As opposed to steaming or boiling, I like the brown and braise the cauliflower for the gratin because it imparts some nice color to the florets. Of course roasting would too, but I think it’s a bit easier to control the texture of the cauliflower with this method, so it’s tender, with just a touch of resistance, in the finished dish. This gratin treads the line between hearty and light; with a salad and a glass of wine, it makes a great dinner on a chilly spring night.

Serves 4 as a main course


  • 3 medium cooked potatoes, peeled and sliced
  • 2 cups milk, preferably whole
  • 2 bay leaves
  • 2 tablespoons canola or other neutral oil
  • 1 medium head cauliflower (about 2 pounds), trimmed and cut into 1 ½-inch florets
  • Salt and pepper
  • 4 tablespoons unsalted butter
  • ⅔ cup bread crumbs, preferably fresh or Panko
  • ¾ pound ham steak, cut into ½-inch cubes (about 2 cups)

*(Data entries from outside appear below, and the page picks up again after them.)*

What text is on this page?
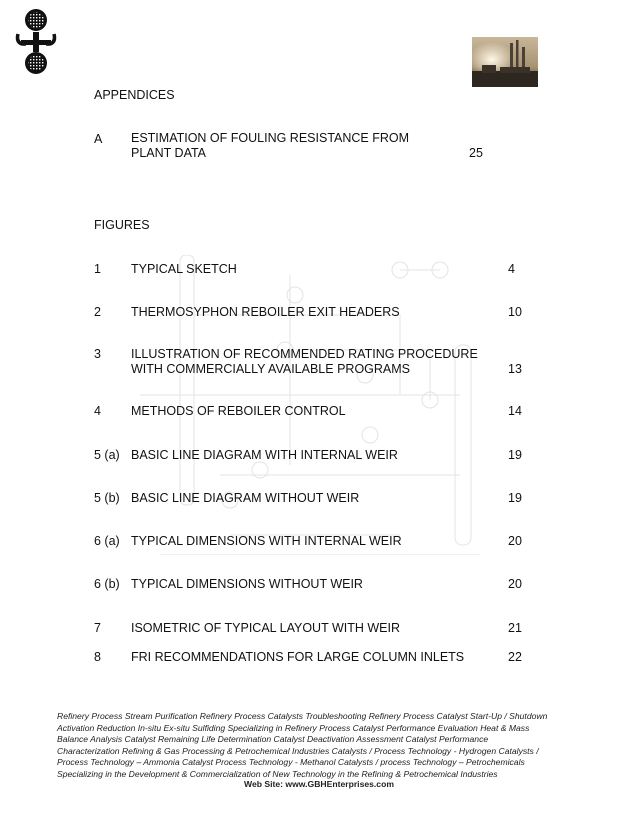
APPENDICES
A ESTIMATION OF FOULING RESISTANCE FROM
PLANT DATA	25
FIGURES
1 TYPICAL SKETCH	4
2 THERMOSYPHON REBOILER EXIT HEADERS	10
3 ILLUSTRATION OF RECOMMENDED RATING PROCEDURE
WITH COMMERCIALLY AVAILABLE PROGRAMS	13
4 METHODS OF REBOILER CONTROL	14
5 (a) BASIC LINE DIAGRAM WITH INTERNAL WEIR	19
5 (b) BASIC LINE DIAGRAM WITHOUT WEIR	19
6 (a) TYPICAL DIMENSIONS WITH INTERNAL WEIR	20
6 (b) TYPICAL DIMENSIONS WITHOUT WEIR	20
7 ISOMETRIC OF TYPICAL LAYOUT WITH WEIR	21
8 FRI RECOMMENDATIONS FOR LARGE COLUMN INLETS	22
Refinery Process Stream Purification Refinery Process Catalysts Troubleshooting Refinery Process Catalyst Start-Up / Shutdown
Activation Reduction In-situ Ex-situ Sulfiding Specializing in Refinery Process Catalyst Performance Evaluation Heat & Mass
Balance Analysis Catalyst Remaining Life Determination Catalyst Deactivation Assessment Catalyst Performance
Characterization Refining & Gas Processing & Petrochemical Industries Catalysts / Process Technology - Hydrogen Catalysts /
Process Technology – Ammonia Catalyst Process Technology - Methanol Catalysts / process Technology – Petrochemicals
Specializing in the Development & Commercialization of New Technology in the Refining & Petrochemical Industries
Web Site: www.GBHEnterprises.com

  • 2 medium leeks (about 1 pound), trimmed, white and light green parts cleaned and sliced ½-inch thick (about 2 ½ cups)

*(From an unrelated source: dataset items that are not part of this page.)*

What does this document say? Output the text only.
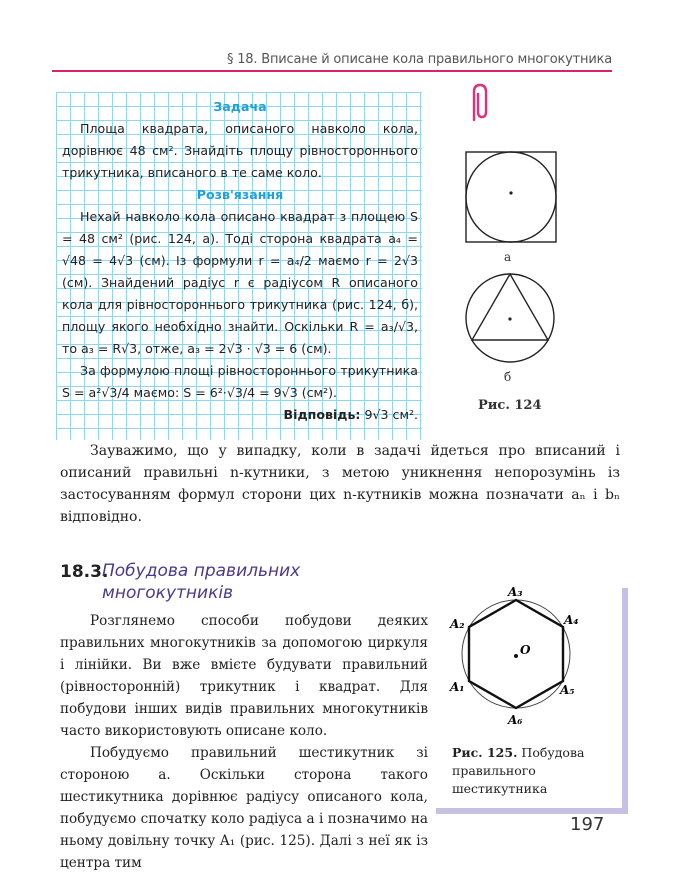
§ 18. Вписане й описане кола правильного многокутника
Задача

Площа квадрата, описаного навколо кола, дорівнює 48 см². Знайдіть площу рівностороннього трикутника, вписаного в те саме коло.

Розв'язання

Нехай навколо кола описано квадрат з площею S = 48 см² (рис. 124, а). Тоді сторона квадрата a₄ = √48 = 4√3 (см). Із формули r = a₄/2 маємо r = 2√3 (см). Знайдений радіус r є радіусом R описаного кола для рівностороннього трикутника (рис. 124, б), площу якого необхідно знайти. Оскільки R = a₃/√3, то a₃ = R√3, отже, a₃ = 2√3 · √3 = 6 (см).

За формулою площі рівностороннього трикутника S = a²√3/4 маємо: S = 6²·√3/4 = 9√3 (см²).

Відповідь: 9√3 см².

а
б
Рис. 124

Зауважимо, що у випадку, коли в задачі йдеться про вписаний і описаний правильні n-кутники, з метою уникнення непорозумінь із застосуванням формул сторони цих n-кутників можна позначати aₙ і bₙ відповідно.

18.3.
Побудова правильних многокутників

Розглянемо способи побудови деяких правильних многокутників за допомогою циркуля і лінійки. Ви вже вмієте будувати правильний (рівносторонній) трикутник і квадрат. Для побудови інших видів правильних многокутників часто використовують описане коло.

Побудуємо правильний шестикутник зі стороною a. Оскільки сторона такого шестикутника дорівнює радіусу описаного кола, побудуємо спочатку коло радіуса a і позначимо на ньому довільну точку A₁ (рис. 125). Далі з неї як із центра тим

O
A₁
A₂
A₃
A₄
A₅
A₆
Рис. 125. Побудова правильного шестикутника
197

  • 1 medium garlic clove, minced
  • 1 ½ teaspoons minced fresh thyme
  • 2 tablespoons flour
  • Pinch freshly grated nutmeg
  • Pinch cayenne pepper
  • ¼ cup finely grated Parmesan (about 1 ounce)
  • ¾ cup grated Italian Fontina (about 3 ounces)
  • 3 tablespoons chopped fresh parsley


  1. Shingle the potato slices in the bottom of a 3-quart gratin dish and set aside. Adjust the oven rack to the center position and heat the oven to 450 degrees. In a small saucepan over medium heat, bring the milk and bay leaves to a simmer, and set aside off heat. In a very large skillet (with a cover) over medium-high heat, heat the canola oil until it shimmers. Add the cauliflower and cook, stirring often, until the florets are brown in spots and just barely tender, 10 to 12 minutes. Add 1/4 cup of water, ½ teaspoon of salt, and pepper to taste, stir to mix, reduce the heat to low, cover the skillet, and cook, shaking the skillet occasionally, until the florets are just tender when pierced with the tip of a knife, about 8 minutes longer. Remove the cover and, if necessary, boil away any remaining liquid, shaking the pan occasionally so the cauliflower won’t stick. Transfer the cauliflower to a large bowl and set aside.
  2. Meanwhile, in a large nonstick saucepan over medium heat, melt 2 tablespoons of the butter. Add the bread crumbs, ¼ teaspoon salt, and pepper to taste, and cook, stirring constantly, until lightly browned and fragrant, about 1 1/2 minutes; transfer to a medium bowl and set aside. Wipe out the pan, add the remaining 2 tablespoons of butter, return to medium-high heat, and melt the butter. Add the ham, stir to coat, and cook, stirring occasionally, until browned, about 3 minutes. Add the leeks, stir to coat, and continue cooking, stirring occasionally, until wilted, about 2 minutes longer. Add the garlic and thyme and cook, stirring constantly, until fragrant, about 40 seconds. Reduce the heat to medium, add the flour and cook, stirring constantly, until it is light golden, about 1 minute. Remove the bay leaves from the milk and, stirring constantly, gradually add it and bring the mixture to a simmer. Reduce the heat to medium-low, add the nutmeg and cayenne, and continue to cook, stirring frequently, until sauce thickens to about the consistency of very softly whipped cream, about 3 minutes longer. Off the heat, add the Parmesan, and Fontina, 1/2 teaspoon salt, pepper to taste, and most of the parsley and stir until the cheeses are melted and incorporated.
  3. Immediately add the sauce to the cauliflower, stir to mix, and spread into an even layer in the potato-lined gratin dish. Sprinkle evenly with browned bread crumbs and bake until the surface is golden brown and the edges are bubbly, about 17 minutes. Sprinkle with the remaining parsley and serve hot.